A fact table might have 100+ columns:
- Foreign keys to 10-20 dimension tables
- 80+ measure columns (quantities, amounts, counts, flags)
A dimension table like dim_store might include:
- Basic info: name, address, phone
- Geographic: city, region, country, timezone
- Physical: square footage, floors, parking
- Services: bakery, deli, pharmacy, gas station
- History: opened, remodeled, expanded dates
- Management: district, region manager, territory
- And much more...
This width is intentional: analysts need all this context for their queries.
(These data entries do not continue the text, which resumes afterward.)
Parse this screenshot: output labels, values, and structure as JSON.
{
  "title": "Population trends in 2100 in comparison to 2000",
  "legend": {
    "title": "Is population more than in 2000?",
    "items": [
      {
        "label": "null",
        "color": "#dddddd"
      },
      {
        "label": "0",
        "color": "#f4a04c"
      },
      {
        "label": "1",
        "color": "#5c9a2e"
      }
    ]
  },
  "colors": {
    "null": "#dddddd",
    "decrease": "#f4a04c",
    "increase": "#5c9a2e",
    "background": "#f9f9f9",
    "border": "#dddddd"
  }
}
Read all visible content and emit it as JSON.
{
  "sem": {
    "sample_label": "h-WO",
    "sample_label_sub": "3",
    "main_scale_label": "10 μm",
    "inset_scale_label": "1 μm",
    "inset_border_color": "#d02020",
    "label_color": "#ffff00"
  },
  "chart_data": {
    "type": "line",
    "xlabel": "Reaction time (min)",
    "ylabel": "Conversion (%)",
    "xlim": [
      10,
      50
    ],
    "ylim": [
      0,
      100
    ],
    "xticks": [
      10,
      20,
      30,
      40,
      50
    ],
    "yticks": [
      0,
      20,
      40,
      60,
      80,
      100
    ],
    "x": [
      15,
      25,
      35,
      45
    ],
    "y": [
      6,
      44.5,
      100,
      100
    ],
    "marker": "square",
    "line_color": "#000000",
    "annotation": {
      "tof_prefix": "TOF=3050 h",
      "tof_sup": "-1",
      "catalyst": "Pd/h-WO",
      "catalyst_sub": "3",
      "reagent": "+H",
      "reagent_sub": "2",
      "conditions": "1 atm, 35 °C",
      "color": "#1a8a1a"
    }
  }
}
Real-World Data Warehouse Systems
The data warehouse market has many players:
| Category | Examples | |----------|----------| | Commercial | Teradata, Vertica, SAP HANA, Oracle Exadata | | Cloud-native | Snowflake, Amazon Redshift, Google BigQuery, Azure Synapse | | Open Source | Apache Hive, Apache Spark SQL, ClickHouse, DuckDB |
Key Takeaways
| Concept | Description | |---------|-------------| | OLTP | Transaction processing: small, fast operations on current data | | OLAP | Analytical processing: large scans, aggregates, historical data | | Data Warehouse | Separate database optimized for analytics | | ETL | Extract-Transform-Load: process to populate warehouse | | Star Schema | Central fact table surrounded by dimension tables | | Fact Table | Events/transactions with measures (numbers) | | Dimension Table | Descriptive context (who, what, where, when) | | Snowflake Schema | Star schema with normalized dimensions |
The key insight is that OLTP and OLAP workloads are so different that they require fundamentally different system designs. The indexes we discussed earlier in this chapter (B-Trees, LSM-Trees) are optimized for OLTP. In the next section, we'll explore column-oriented storage, the secret weapon that makes data warehouses so fast at analytics.